Obtain the formula for the intensity of electric field outside a charged thin spherical shell with the help of Gauss' law.

Hint:

The electric field outside a charged spherical shell behaves as if all the charge were concentrated at the center of the shell. This is a direct consequence of Gauss' law applied to spherical symmetry.

Answer 1

Electric Field Outside a Charged Spherical Shell:
According to Gauss' law, the electric field due to a spherically symmetric charge distribution can be determined by considering a Gaussian surface that is a sphere of radius \(r\) outside the charged spherical shell.
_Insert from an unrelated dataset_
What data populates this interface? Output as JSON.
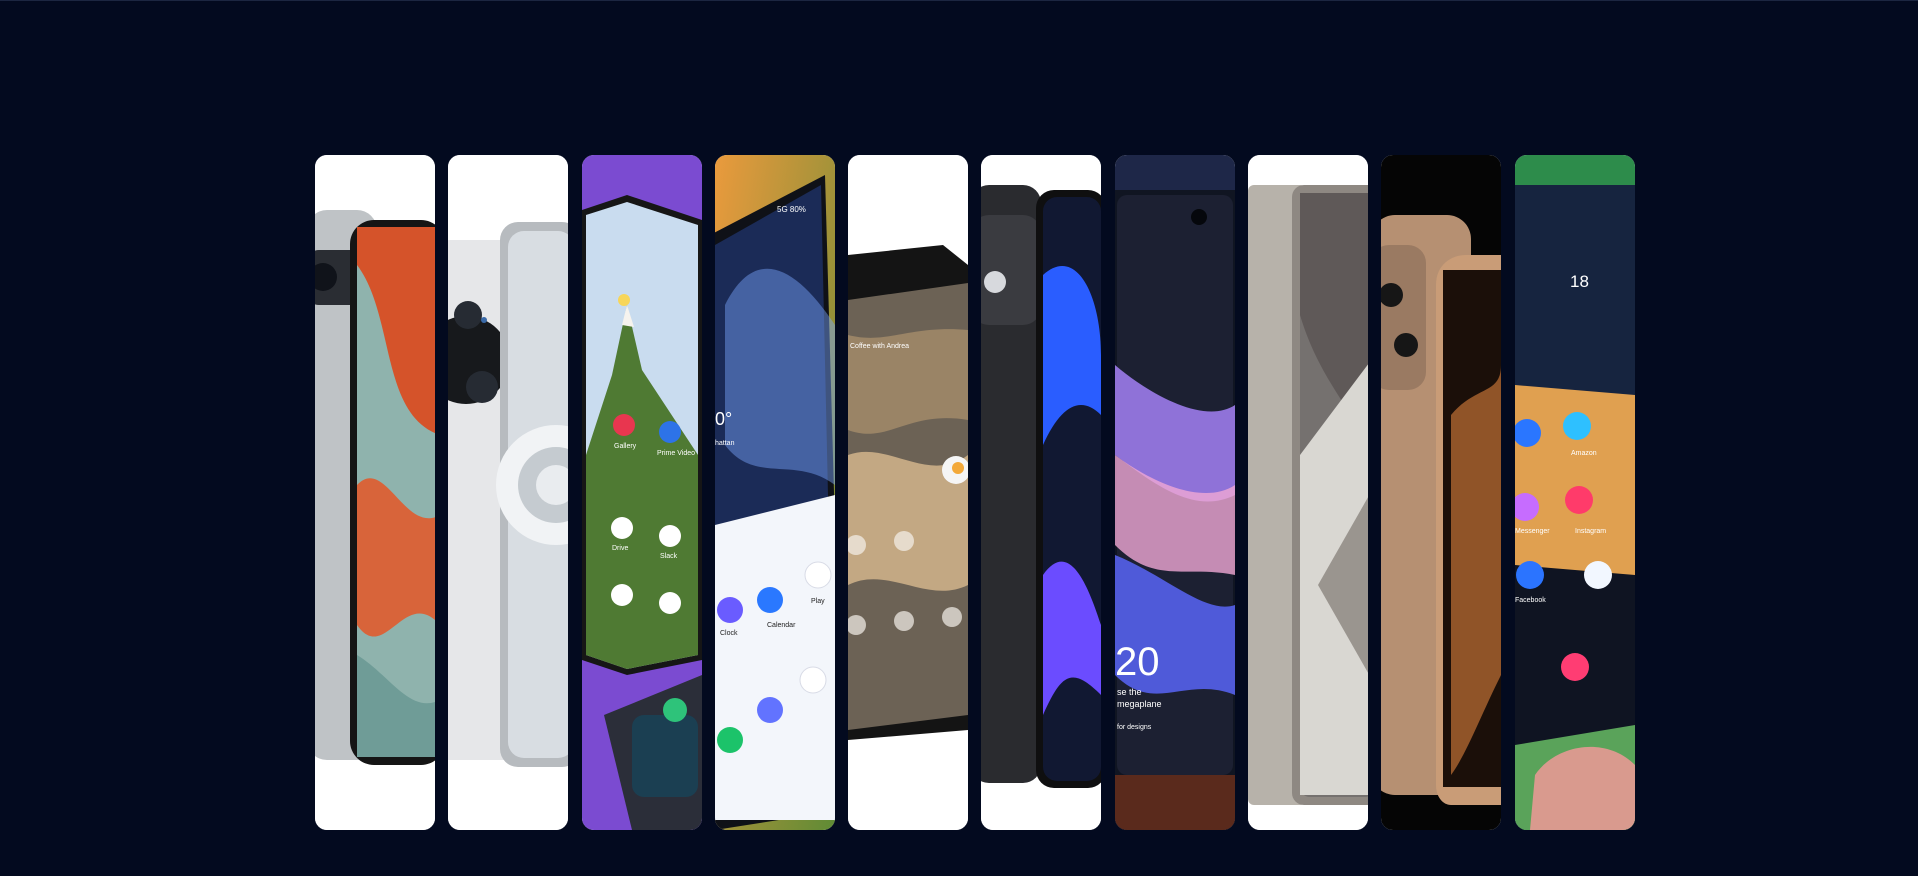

The total charge enclosed by the Gaussian surface is the charge on the spherical shell. Gauss's law is expressed as: \[ \oint \vec{E} \cdot d\vec{A} = \frac{Q_{\text{enc}}}{\varepsilon_0}, \] where: - \( Q_{\text{enc}} \) is the total charge enclosed by the Gaussian surface, and - \( \varepsilon_0 \) is the permittivity of free space. Since the electric field is radially symmetric and uniform over the Gaussian surface, the left-hand side of Gauss's law becomes: \[ E \cdot 4\pi r^2, \] where \(E\) is the electric field at the distance \(r\) from the center of the shell. Therefore, Gauss's law gives: \[ E \cdot 4\pi r^2 = \frac{Q_{\text{enc}}}{\varepsilon_0}. \] Solving for \(E\), we get the formula for the electric field outside the spherical shell: \[ E = \frac{Q_{\text{enc}}}{4\pi \varepsilon_0 r^2}. \] This is the same expression for the electric field as if all the charge \( Q_{\text{enc}} \) were concentrated at the center of the spherical shell. This result holds true outside the shell for any point at a distance \(r\) from the center.